Destiny's child
Six years ago the Natwest Trophy win and the coming of age of Mohammad Kaif sent Indian supporters into flights of frenzy. Swap Robin Uthappa with Kaif and a similar script beckons us.
Hush! Sages often warn. At times the mood in India - as Nawab Pataudi would say - could be "one of dangerous self-deception." We Indians create heroes only to pull them down (Read Uthappa 2007, and Kaif post-2002). Let's hope Uthappa enjoys a career that his country will be proud of. Only time will tell.
As I saw Robin's eyes snapping with eerie ideas, trying to fashion an improbable win, I recalled our telephone conversations when he was out of the side. A great believer in destiny, he knew that he would be back in the reckoning.
Somewhere within, Robin was aware that mere hundreds would not suffice. He had to do something different, play with such flair that 'the men who matter' would find him irresistible. He started to get the tall scores but had enlarged upon his game a rare, imposing quality. If I am not mistaken, some of his Ranji Trophy hundreds came in the first session of play.
Those who witnessed some of those innings believe that he can swear by power, alter himself into a beast when required. But cricket, many a times, presents situations that call for the subtle dynamics of batsman-ship. And at the Oval, Robin brought some method to the savagery. Perhaps, even more significantly he thought like a batsman.
While the more-experienced Mahendra Singh Dhoni was struggling to dig out the yorkers, Uthappa brought his mind into play as he shuffled in and out, walked a couple of steps to unsettle the bowlers and scooped the full-length balls to deep fine leg. If you can think like that at 21, you have a future.
I hope this boy is not left alone to perish in hibernation. Give him the leeway to express himself without the baggage of method, grant him some allowance for failures, temper him delicately when he short-sells himself but make him feel that he belongs. Robin, too, would have realised what it means to be in a happy dressing room, a winning dressing room.
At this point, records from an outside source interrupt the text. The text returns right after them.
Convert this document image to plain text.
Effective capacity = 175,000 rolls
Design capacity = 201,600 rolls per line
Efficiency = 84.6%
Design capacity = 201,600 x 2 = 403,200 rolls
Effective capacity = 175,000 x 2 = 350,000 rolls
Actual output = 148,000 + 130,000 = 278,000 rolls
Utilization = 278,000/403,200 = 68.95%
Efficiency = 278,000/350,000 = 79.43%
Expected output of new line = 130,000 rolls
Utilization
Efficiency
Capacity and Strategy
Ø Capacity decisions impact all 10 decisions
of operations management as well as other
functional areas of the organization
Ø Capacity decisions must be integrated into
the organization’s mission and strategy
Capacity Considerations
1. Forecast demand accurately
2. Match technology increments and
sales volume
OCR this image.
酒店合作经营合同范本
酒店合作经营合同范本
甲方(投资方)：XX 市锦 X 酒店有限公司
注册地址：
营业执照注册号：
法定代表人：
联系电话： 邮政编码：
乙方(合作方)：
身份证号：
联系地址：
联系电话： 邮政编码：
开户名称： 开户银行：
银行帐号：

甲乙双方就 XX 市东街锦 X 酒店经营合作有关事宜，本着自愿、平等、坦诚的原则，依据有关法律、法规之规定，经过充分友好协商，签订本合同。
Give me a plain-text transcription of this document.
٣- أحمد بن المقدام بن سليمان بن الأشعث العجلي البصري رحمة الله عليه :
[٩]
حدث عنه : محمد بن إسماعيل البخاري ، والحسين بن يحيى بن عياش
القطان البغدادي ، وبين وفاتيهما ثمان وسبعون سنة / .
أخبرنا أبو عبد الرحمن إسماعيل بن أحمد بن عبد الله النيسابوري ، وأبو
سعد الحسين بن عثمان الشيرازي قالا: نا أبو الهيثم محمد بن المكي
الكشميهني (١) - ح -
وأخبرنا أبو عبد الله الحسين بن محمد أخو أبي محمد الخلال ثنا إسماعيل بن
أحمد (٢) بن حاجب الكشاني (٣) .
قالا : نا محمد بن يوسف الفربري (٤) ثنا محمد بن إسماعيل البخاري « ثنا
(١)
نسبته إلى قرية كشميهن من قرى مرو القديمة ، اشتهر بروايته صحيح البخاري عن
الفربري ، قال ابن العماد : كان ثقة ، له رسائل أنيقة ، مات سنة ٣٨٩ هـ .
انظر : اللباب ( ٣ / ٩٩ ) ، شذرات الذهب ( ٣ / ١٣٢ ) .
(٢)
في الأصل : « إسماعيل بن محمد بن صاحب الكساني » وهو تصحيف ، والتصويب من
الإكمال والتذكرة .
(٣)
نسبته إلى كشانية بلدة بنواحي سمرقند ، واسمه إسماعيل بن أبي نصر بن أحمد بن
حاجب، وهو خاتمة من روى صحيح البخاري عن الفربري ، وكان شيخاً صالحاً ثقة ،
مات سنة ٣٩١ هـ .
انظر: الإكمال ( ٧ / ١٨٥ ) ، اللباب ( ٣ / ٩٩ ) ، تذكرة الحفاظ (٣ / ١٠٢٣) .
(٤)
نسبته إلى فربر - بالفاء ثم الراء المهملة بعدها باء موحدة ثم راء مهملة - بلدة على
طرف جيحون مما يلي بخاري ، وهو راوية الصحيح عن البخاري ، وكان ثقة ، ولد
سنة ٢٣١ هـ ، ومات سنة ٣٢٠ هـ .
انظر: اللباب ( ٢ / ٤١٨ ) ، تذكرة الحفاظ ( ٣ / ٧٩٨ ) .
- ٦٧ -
In a certain interview, when the chairman of selectors Dilip Vengsarkar was asked why some of the youngsters weren't getting a look in, he answered: "Youngsters have to be groomed at the international level and not rushed in. You can't throw them into the deep sea and expect them to swim. Besides they must be groomed in the winning environment which is very important. That's the reason youngsters in the Australian teams and Mumbai teams in India develop the winning habit."
Couldn't but agree. When Uthappa returns home he will tell Karnataka's budding cricketers all about a team-man's hug, why the struggle and brickbats are worth it, how it stirs the soul to see the tricolour flying, and why breakaway leagues pale in comparison to such delights.
He would have seen the way Sourav Ganguly, the lodestar of aerial route, gave a fitting riposte to Stuart Broad as if to suggest: You have a long way to go, baby. Robin may have told himself: "This is what you play for. It is not always the money but the innate desire to cross swords at the highest level."
Uthappa's next challenge will be to make an impact in the Test arena. He has still some work to do on this count: tighten his technique without inhibiting his style. Along the way he will stumble on the occasional pitfalls and run into unreasonable cricket extremists. We pray that amid all this he continues to find the runs. And with it some balance.